夏の午後、彼はイヤホンを耳に装着しながらバス停で待っていた。音楽が鼓膜を振動させ、周囲の雑音を遮断していた。手にはペットボトルが握られ、冷たい飲み物が喉を潤してくれる。

空を見上げると、青い空に白い雲がぽっかり浮かんでいる。その時、カメラを取り出し、何気なくその光景を撮影した。ふと気づくと、バス停の柱に小さな蜘蛛が巣を張っていた。蜘蛛の巣が太陽の光を受けてキラキラと輝いているのが目に入る。

「面白い被写体だ」と思い、彼はカメラを蜘蛛の巣に向けた。シャッターを切る瞬間、イヤホンから流れる音楽が心地よく、風が優しく頬を撫でた。

突然、セミの鳴き声が一斉に響き渡った。夏の風物詩とも言えるその音は、彼にとって懐かしさを感じさせるものだった。セミの鳴き声をバックに、彼はカメラをセミに向けてズームインし、その姿を写真に収めた。

バスが近づいてくる音が聞こえ、彼はカメラをしまい、ペットボトルの蓋を閉めた。バスのドアが開き、彼は乗り込んだ。バスの中で席に座り、カバンから赤ペンを取り出し、メモ帳に何かを書き込んだ。今日見たもの、感じたことを忘れないようにメモするのが彼の習慣だった。

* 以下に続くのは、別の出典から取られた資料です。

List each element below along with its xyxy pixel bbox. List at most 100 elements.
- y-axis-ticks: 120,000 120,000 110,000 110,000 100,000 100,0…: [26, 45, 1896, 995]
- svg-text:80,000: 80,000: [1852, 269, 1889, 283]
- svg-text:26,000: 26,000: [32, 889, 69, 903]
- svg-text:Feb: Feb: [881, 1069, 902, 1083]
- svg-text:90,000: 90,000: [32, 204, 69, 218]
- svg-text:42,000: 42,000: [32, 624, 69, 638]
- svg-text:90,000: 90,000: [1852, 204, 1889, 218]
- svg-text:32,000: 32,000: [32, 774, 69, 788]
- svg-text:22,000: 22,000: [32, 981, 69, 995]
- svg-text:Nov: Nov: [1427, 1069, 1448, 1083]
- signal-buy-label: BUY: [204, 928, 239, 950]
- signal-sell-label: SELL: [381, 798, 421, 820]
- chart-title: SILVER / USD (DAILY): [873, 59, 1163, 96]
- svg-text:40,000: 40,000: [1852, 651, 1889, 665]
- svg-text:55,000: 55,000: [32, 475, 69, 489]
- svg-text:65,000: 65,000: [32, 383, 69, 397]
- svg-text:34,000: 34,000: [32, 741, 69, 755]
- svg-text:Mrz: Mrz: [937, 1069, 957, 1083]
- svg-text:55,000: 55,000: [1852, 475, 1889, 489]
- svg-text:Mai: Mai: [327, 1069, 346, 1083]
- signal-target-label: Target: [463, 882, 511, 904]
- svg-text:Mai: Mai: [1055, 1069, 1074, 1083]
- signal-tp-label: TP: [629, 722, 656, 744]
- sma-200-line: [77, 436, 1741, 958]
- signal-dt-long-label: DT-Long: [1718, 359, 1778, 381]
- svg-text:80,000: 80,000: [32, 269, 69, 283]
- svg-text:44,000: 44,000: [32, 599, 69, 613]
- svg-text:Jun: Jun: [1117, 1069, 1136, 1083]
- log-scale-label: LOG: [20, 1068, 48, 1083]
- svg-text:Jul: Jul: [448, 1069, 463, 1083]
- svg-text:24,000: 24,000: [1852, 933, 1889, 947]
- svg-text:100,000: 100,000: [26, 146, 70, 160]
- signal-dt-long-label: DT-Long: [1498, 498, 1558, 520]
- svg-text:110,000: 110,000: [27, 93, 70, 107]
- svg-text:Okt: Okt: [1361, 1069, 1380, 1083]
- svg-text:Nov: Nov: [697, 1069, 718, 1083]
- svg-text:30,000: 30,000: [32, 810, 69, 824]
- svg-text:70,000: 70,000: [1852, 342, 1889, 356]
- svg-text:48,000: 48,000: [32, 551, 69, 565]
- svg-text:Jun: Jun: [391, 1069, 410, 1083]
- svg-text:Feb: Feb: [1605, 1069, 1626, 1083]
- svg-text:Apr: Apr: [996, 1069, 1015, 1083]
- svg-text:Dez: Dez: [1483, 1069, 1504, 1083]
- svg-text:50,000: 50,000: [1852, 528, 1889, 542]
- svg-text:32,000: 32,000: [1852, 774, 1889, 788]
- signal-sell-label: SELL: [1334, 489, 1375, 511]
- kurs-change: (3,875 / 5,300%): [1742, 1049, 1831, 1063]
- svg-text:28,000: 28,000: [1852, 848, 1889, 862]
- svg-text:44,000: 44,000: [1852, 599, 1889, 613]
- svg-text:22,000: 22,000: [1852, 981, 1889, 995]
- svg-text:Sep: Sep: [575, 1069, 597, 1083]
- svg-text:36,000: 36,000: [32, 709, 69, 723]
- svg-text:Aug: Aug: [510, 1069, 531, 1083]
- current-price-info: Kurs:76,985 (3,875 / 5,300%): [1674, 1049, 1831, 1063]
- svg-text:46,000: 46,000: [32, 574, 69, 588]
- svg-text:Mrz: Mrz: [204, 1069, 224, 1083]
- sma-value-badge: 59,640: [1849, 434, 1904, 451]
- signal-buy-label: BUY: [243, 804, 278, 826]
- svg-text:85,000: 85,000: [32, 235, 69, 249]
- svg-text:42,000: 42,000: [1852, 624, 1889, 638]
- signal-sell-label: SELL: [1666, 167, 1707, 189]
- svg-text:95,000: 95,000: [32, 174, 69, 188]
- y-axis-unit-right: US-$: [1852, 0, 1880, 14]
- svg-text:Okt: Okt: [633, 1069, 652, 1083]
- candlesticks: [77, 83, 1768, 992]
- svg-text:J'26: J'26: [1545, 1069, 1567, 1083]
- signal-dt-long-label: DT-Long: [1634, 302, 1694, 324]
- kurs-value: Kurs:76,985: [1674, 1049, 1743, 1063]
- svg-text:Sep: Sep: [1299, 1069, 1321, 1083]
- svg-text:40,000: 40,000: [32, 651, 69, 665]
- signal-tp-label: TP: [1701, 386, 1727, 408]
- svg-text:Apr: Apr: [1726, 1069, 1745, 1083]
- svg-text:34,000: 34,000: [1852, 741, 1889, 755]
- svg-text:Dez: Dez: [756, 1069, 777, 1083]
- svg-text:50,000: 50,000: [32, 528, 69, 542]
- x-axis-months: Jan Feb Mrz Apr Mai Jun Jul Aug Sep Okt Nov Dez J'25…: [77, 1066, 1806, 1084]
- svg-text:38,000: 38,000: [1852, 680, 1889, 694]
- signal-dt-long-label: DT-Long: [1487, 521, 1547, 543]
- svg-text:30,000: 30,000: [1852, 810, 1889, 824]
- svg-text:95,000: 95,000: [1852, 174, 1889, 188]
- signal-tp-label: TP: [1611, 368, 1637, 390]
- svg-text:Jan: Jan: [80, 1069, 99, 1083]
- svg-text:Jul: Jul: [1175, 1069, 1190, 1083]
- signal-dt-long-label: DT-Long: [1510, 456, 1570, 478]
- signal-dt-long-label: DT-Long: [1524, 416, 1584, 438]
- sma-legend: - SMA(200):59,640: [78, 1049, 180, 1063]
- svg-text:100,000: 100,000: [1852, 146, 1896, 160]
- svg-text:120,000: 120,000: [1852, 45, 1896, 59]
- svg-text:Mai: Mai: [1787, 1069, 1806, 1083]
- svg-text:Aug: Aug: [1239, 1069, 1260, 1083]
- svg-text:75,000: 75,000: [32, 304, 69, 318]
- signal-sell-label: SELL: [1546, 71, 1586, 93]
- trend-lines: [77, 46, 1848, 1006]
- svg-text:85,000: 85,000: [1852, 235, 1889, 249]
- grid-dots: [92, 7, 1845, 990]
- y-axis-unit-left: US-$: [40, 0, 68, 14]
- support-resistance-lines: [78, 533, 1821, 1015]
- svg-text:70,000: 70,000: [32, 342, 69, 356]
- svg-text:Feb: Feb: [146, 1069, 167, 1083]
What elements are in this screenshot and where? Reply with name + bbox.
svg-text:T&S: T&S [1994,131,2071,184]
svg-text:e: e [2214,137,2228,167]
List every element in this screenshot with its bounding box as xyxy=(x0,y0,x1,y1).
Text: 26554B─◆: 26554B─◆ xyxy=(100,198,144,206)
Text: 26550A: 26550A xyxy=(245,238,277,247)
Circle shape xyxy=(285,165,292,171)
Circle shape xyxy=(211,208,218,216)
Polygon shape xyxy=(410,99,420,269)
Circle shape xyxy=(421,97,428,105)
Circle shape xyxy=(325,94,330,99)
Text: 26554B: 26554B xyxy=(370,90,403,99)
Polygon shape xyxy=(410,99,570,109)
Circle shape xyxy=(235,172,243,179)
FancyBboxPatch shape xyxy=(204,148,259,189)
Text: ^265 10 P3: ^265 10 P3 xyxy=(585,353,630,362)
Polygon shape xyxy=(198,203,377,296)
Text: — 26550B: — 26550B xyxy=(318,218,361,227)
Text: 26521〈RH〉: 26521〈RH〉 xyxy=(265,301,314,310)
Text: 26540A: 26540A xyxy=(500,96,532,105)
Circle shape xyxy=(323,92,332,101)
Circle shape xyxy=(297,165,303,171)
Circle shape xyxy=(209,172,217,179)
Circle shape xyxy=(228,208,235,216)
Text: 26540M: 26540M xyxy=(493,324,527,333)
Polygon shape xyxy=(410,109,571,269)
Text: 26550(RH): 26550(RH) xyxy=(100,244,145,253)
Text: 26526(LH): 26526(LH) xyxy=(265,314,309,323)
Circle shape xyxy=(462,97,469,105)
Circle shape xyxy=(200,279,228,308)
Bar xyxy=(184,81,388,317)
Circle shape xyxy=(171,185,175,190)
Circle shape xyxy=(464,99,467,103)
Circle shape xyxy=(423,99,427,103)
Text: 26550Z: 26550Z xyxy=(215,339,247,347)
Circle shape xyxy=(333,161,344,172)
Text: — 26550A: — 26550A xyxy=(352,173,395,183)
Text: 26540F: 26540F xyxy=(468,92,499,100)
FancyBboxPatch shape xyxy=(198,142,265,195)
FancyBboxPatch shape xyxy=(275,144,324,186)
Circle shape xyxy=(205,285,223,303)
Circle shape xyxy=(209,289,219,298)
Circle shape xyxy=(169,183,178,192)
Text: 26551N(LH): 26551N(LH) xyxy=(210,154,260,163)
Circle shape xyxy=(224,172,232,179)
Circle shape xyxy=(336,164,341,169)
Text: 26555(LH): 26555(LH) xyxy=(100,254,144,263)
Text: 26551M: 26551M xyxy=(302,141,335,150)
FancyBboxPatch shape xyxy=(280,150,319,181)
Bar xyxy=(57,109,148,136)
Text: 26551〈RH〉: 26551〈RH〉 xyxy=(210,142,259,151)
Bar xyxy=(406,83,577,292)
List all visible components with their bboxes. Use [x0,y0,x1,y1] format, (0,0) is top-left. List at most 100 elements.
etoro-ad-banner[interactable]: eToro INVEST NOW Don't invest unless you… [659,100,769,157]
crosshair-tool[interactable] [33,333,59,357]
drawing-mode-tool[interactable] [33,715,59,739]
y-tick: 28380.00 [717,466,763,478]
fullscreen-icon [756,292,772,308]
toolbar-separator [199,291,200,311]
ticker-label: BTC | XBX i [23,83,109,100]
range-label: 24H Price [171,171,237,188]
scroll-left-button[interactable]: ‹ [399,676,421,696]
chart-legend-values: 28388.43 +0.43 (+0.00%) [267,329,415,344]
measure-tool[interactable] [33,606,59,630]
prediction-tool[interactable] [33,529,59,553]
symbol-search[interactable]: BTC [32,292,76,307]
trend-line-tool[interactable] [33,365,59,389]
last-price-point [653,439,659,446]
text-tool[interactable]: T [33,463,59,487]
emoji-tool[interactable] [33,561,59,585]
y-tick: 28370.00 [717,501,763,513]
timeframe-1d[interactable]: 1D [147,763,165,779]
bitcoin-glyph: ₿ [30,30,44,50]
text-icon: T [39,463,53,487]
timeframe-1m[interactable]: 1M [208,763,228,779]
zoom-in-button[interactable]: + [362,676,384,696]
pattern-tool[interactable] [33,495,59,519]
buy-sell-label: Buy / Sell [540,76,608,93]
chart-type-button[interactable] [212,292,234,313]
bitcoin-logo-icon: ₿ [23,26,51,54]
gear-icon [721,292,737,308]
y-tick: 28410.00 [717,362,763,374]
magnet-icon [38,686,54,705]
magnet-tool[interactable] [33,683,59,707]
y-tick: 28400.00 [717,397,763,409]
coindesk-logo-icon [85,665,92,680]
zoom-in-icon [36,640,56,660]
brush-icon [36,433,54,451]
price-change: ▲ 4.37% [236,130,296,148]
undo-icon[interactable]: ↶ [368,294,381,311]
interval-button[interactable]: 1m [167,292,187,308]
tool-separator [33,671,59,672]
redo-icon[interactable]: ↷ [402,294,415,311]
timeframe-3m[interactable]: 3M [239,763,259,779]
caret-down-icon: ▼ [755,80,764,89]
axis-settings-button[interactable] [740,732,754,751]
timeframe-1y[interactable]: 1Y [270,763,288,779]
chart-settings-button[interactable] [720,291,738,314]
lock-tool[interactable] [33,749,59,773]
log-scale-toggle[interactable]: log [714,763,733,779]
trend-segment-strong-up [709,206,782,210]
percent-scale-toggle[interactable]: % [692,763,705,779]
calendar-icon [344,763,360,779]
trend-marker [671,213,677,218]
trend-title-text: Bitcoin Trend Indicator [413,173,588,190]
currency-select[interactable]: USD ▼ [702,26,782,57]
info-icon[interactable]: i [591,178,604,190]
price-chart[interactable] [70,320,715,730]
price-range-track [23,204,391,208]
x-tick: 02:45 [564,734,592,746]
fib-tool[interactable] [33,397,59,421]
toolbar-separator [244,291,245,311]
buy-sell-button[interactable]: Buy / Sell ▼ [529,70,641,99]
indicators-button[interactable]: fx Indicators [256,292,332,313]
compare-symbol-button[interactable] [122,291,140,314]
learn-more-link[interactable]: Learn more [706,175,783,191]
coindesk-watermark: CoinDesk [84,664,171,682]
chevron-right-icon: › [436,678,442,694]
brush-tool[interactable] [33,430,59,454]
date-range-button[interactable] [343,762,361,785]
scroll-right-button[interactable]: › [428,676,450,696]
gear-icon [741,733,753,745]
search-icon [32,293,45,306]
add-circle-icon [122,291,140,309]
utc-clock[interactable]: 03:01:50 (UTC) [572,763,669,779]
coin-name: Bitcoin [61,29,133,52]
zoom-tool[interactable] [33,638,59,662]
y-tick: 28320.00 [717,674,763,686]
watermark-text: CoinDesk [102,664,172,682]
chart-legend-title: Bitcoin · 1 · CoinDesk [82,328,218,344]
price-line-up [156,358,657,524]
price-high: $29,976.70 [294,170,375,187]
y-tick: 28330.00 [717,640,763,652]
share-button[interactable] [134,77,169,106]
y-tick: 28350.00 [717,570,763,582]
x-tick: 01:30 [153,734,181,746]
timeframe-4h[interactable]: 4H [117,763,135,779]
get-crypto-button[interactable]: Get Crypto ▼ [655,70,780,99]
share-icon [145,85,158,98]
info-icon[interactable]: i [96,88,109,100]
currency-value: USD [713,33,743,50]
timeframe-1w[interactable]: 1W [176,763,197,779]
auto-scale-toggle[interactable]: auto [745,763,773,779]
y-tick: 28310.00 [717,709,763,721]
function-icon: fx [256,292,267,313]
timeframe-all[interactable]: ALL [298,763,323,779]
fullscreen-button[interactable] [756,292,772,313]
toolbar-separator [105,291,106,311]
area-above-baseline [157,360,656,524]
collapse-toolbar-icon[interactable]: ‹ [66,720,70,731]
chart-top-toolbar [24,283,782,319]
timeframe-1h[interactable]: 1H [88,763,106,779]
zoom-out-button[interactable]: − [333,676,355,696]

イヤホンから流れる音楽に耳を傾けながら、バスの窓から外を眺めた。夏の陽射しが強く、道端にはセミの抜け殻がいくつも転がっていた。彼は微笑みながら、今日の一日を振り返り、写真とメモを見返すのを楽しみにしていた。

バスが次の停留所に到着し、彼はカメラとペットボトルを手に再び外の世界へと踏み出した。夏の風が彼を迎え、彼は次の瞬間を求めて歩き出した。